Hoy leí un artículo muy certero en La Voz de Galicia sobre la situación política de Portugal. La económica ya la sabemos todos: a punto de ser rescatado por la UE, el país vecino no está precisamente para grandes alegrías. La debacle financiera, la dimisión del socialista Sócrates y la celebración inmediata de elecciones parecen poner las cosas en bandeja al partido opositor, la derecha capitaneada por Passos Coelho. Este hombre, al que no tengo el gusto de seguir, actúa en su país como lo haría aquí un Rajoy cualquiera. Cuando vio que pintaban bastos para su gran rival, simplemente miró para otro lado. La caída de Portugal era entonces su seguro billete al poder. Al no apoyar las medidas económicas de su enemigo lo dejó solo ante los tiburones financieros y políticos, contribuyendo de rebote al hundimiento de la nación. Era la jugada maestra: yo hago mutis por el foro mientras mi rival naufraga y, a los pocos días, me erijo en salvador de la patria, único e indiscutible líder capaz de sacar a mis compatriotas de la ruina. Pues va a ser que no.

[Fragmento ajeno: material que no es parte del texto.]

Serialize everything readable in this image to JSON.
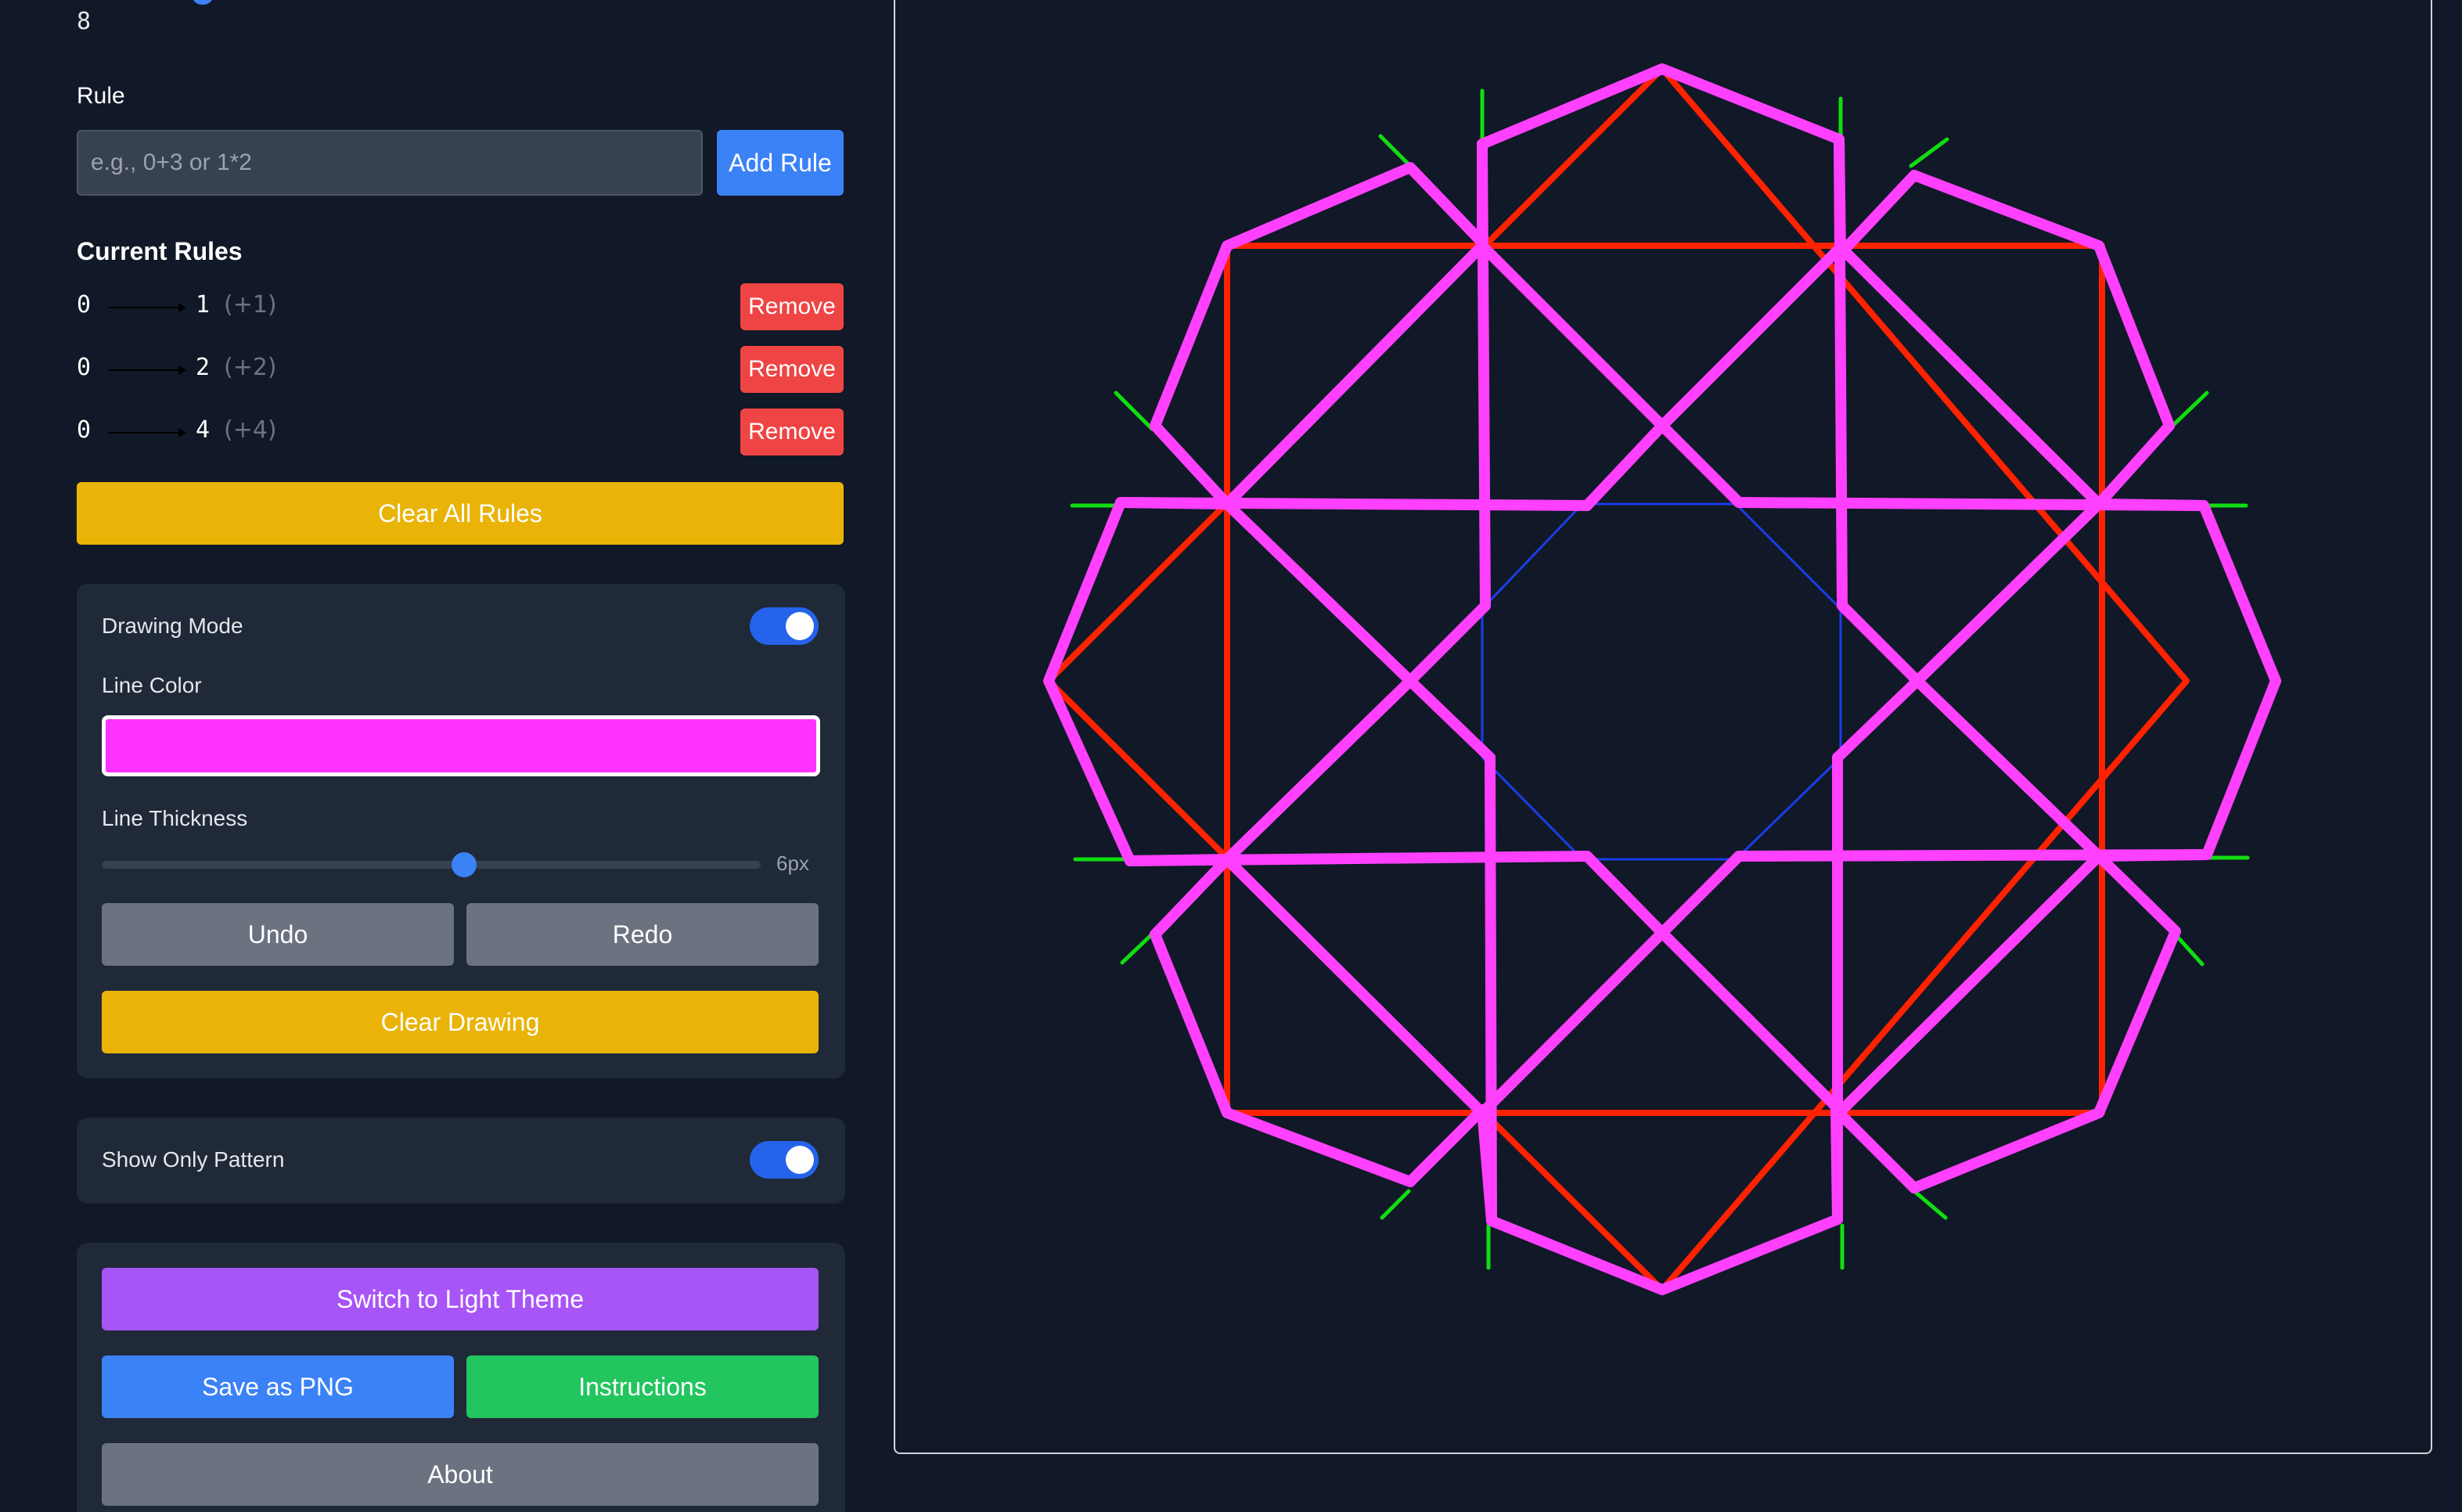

Hace unos meses, las encuestas pronosticaban una abultadísima victoria de Passos Coelho. Ahora, los portugueses se han dado cuenta de que ese hombre, autodenominado salvador de Portugal, ha desaparecido cuando el país se iba a pique, más interesado en fraguar sus propia victoria y saciar sus ansias de poder que en arrimar el hombro. Si hay algo que me saca de quicio es la deslealtad. Cuando un amigo prefiere aliarse con tu enemigo por pura y simple conveniencia o se dedica a propagar tus más íntimos secretos negociando con ellos con terceros siembra en mí puro y simple aborrecimiento. Es esa sensación entre repugnancia, alivio y pena que todos hemos experimentado alguna vez. Repugnancia porque la traición da asco por sí misma; alivio porque el pastel se ha descubierto ya y no has tenido que esperar tiempo, años quizás, para que la decepción te hiriera más de lo que ya te ha dañado; y pena porque sientes que gran parte de tu tiempo, esfuerzo y cariño se han ido con alguien que era indigno de ellos. A partir de ahí no viene el borrón y cuenta nueva, sino la desconfianza y el cabreo monumental.
La deslealtad, trasladada al entorno global de un estado democrático, puede suponer el principio del fin para el que la practica. Cuando un político, como en este caso, pone por encima de los intereses de la nación el suyo propio y lo hace públicamente, con un autobombo que linda la chulería, sin pudor alguno y esperando que su bajeza le corone como rey del mambo, exige una reacción airada del pueblo como poco y una respuesta, tan contundente como deseable, en las urnas.
A estas alturas, hay un empate técnico entre el partido de Sócrates y el de Passos Coelho. Yo, si fuera Rajoy, estaría muy atento para ver cómo acaba la película. Ya sabemos aquello de "cuando las barbas de tu vecino...".